In the figure, L1: 9-10 (2829 bp), L2: 12-13 (3753 bp), L3: 20-gfp (2878 bp), L5: 1-4 (9685 bp) and L6: 5-6 (5083 bp) entailed two-step fusion PCR for splicing employing 2X Takara Prime STAR Mix. The fragment fusion annealing stage required a slow annealing from 75 °C to 40 °C, the annealing rate being 0.1 °C/s and the extension temperature being 62 °C. In the fragment amplification stage, the annealing temperature was 50 °C and the extension temperature was 62 °C. Specifically, the extension temperature of L3:20-gfp (2878 bp) was 66 °C and the annealing temperature remained constant.
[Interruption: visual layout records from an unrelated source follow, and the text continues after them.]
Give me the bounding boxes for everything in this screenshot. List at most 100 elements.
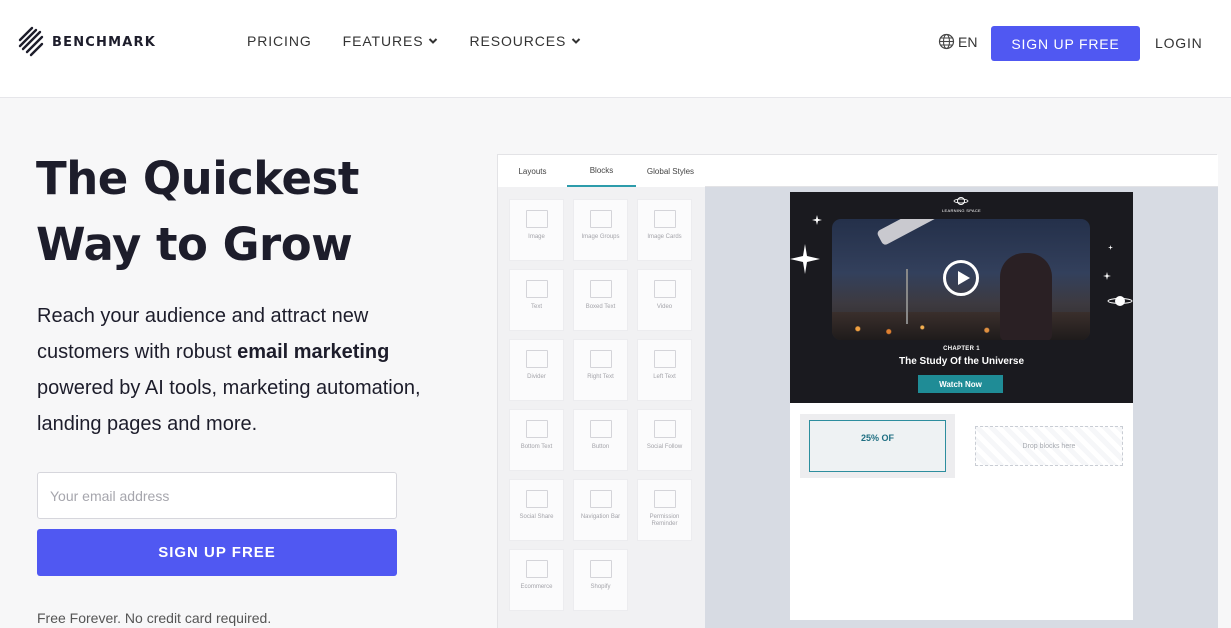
block-social-follow[interactable]: Social Follow	[637, 409, 692, 471]
nav-features-label: FEATURES	[342, 33, 424, 49]
email-input[interactable]	[37, 472, 397, 519]
block-ecommerce[interactable]: Ecommerce	[509, 549, 564, 611]
block-label: Navigation Bar	[580, 514, 621, 520]
site-header: BENCHMARK PRICING FEATURES RESOURCES EN …	[0, 0, 1231, 98]
hero-title-line1: The Quickest	[36, 152, 359, 205]
social-share-icon	[525, 490, 548, 508]
email-hero-section: LEARNING SPACE CHAPTER 1 The Study Of th…	[790, 192, 1133, 403]
block-label: Text	[530, 304, 542, 310]
tab-blocks[interactable]: Blocks	[567, 155, 636, 187]
main-nav: PRICING FEATURES RESOURCES	[247, 33, 581, 49]
block-social-share[interactable]: Social Share	[509, 479, 564, 541]
sparkle-icon	[790, 244, 820, 274]
language-label: EN	[958, 33, 978, 50]
brand-name: BENCHMARK	[52, 34, 156, 50]
nav-resources[interactable]: RESOURCES	[469, 33, 581, 49]
boxed-text-icon	[589, 280, 612, 298]
hero-sub-bold: email marketing	[237, 341, 390, 363]
image-cards-icon	[653, 210, 676, 228]
block-divider[interactable]: Divider	[509, 339, 564, 401]
block-label: Shopify	[590, 584, 611, 590]
brand-logo[interactable]: BENCHMARK	[18, 24, 156, 60]
block-video[interactable]: Video	[637, 269, 692, 331]
block-text[interactable]: Text	[509, 269, 564, 331]
tab-layouts[interactable]: Layouts	[498, 155, 567, 187]
nav-resources-label: RESOURCES	[469, 33, 567, 49]
left-text-icon	[653, 350, 676, 368]
nav-pricing[interactable]: PRICING	[247, 33, 312, 49]
benchmark-logo-icon	[18, 26, 44, 57]
block-label: Right Text	[587, 374, 614, 380]
drop-zone[interactable]: Drop blocks here	[975, 426, 1123, 466]
social-follow-icon	[653, 420, 676, 438]
block-image-groups[interactable]: Image Groups	[573, 199, 628, 261]
sparkle-icon	[1103, 272, 1111, 280]
editor-topbar	[705, 155, 1218, 187]
block-label: Social Share	[519, 514, 554, 520]
block-label: Bottom Text	[520, 444, 553, 450]
hero-sub-part2: powered by AI tools, marketing automatio…	[37, 377, 421, 435]
chevron-down-icon	[572, 38, 581, 44]
promo-block[interactable]: 25% OF	[800, 414, 955, 478]
block-boxed-text[interactable]: Boxed Text	[573, 269, 628, 331]
email-preview: LEARNING SPACE CHAPTER 1 The Study Of th…	[790, 192, 1133, 620]
tripod	[906, 269, 908, 324]
block-label: Left Text	[653, 374, 676, 380]
video-thumbnail[interactable]	[832, 219, 1090, 340]
block-button[interactable]: Button	[573, 409, 628, 471]
email-brand-label: LEARNING SPACE	[941, 208, 982, 213]
block-image[interactable]: Image	[509, 199, 564, 261]
button-icon	[589, 420, 612, 438]
email-editor-preview: Layouts Blocks Global Styles Image Image…	[497, 154, 1218, 628]
block-shopify[interactable]: Shopify	[573, 549, 628, 611]
watch-now-button[interactable]: Watch Now	[918, 375, 1003, 393]
hero-title-line2: Way to Grow	[36, 218, 353, 271]
telescope	[876, 219, 946, 247]
block-label: Image Groups	[581, 234, 620, 240]
sparkle-icon	[812, 215, 822, 225]
hero-title: The Quickest Way to Grow	[36, 146, 456, 278]
block-label: Ecommerce	[520, 584, 553, 590]
block-navigation-bar[interactable]: Navigation Bar	[573, 479, 628, 541]
language-selector[interactable]: EN	[938, 33, 977, 50]
header-signup-button[interactable]: SIGN UP FREE	[991, 26, 1140, 61]
editor-tabs: Layouts Blocks Global Styles	[498, 155, 705, 187]
tab-global-styles[interactable]: Global Styles	[636, 155, 705, 187]
blocks-panel: Image Image Groups Image Cards Text Boxe…	[498, 187, 705, 628]
block-label: Divider	[527, 374, 546, 380]
block-label: Social Follow	[646, 444, 683, 450]
planet-icon	[1107, 296, 1133, 306]
globe-icon	[938, 33, 955, 50]
nav-features[interactable]: FEATURES	[343, 33, 439, 49]
block-label: Image	[528, 234, 545, 240]
login-link[interactable]: LOGIN	[1155, 35, 1203, 51]
block-label: Button	[591, 444, 610, 450]
shopify-icon	[589, 560, 612, 578]
email-chapter: CHAPTER 1	[943, 346, 980, 352]
block-permission-reminder[interactable]: Permission Reminder	[637, 479, 692, 541]
email-heading: The Study Of the Universe	[898, 356, 1025, 367]
block-bottom-text[interactable]: Bottom Text	[509, 409, 564, 471]
promo-coupon: 25% OF	[809, 420, 946, 472]
chevron-down-icon	[429, 38, 438, 44]
block-left-text[interactable]: Left Text	[637, 339, 692, 401]
block-label: Video	[656, 304, 673, 310]
block-label: Boxed Text	[585, 304, 616, 310]
block-right-text[interactable]: Right Text	[573, 339, 628, 401]
cart-icon	[525, 560, 548, 578]
hero-signup-button[interactable]: SIGN UP FREE	[37, 529, 397, 576]
fineprint: Free Forever. No credit card required.	[37, 610, 272, 626]
block-image-cards[interactable]: Image Cards	[637, 199, 692, 261]
play-icon[interactable]	[943, 260, 979, 296]
divider-icon	[525, 350, 548, 368]
block-label: Permission Reminder	[649, 514, 680, 527]
video-icon	[653, 280, 676, 298]
text-icon	[525, 280, 548, 298]
planet-logo-icon	[953, 197, 969, 205]
sparkle-icon	[1108, 245, 1113, 250]
image-groups-icon	[589, 210, 612, 228]
person-silhouette	[1000, 253, 1052, 340]
hero-subtitle: Reach your audience and attract new cust…	[37, 298, 437, 442]
editor-canvas: LEARNING SPACE CHAPTER 1 The Study Of th…	[705, 187, 1218, 628]
right-text-icon	[589, 350, 612, 368]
Fig. 9 Gel electrophoresis of second-stage fragments after fusion PCR. M is NormalRun™Prestained 1kb-IV DNA ladder; L7:7-8(2510bp);L8:5-8(7593bp);L9:14-15(2925bp);L10:18-20(7683bp) L11:17-18(4133bp);L12:17-19(7439bp).
In the figure, L7: 7-8 (2510 bp), L9: 14-15 (2925 bp) and L11: 17-18 (4133 bp) entailed two-step fusion PCR for splicing employing 2X Takara Prime STAR Mix. The fragment fusion annealing stage required a slow annealing from 75 °C to 40 °C, the annealing rate being 0.1 °C/s and the extension temperature being 62 °C. In the fragment amplification stage, the annealing temperature was 50 °C and the extension temperature was 62 °C. Specifically, the extension temperature of L3:20-gfp (2878 bp) was 66 °C and the annealing temperature remained constant.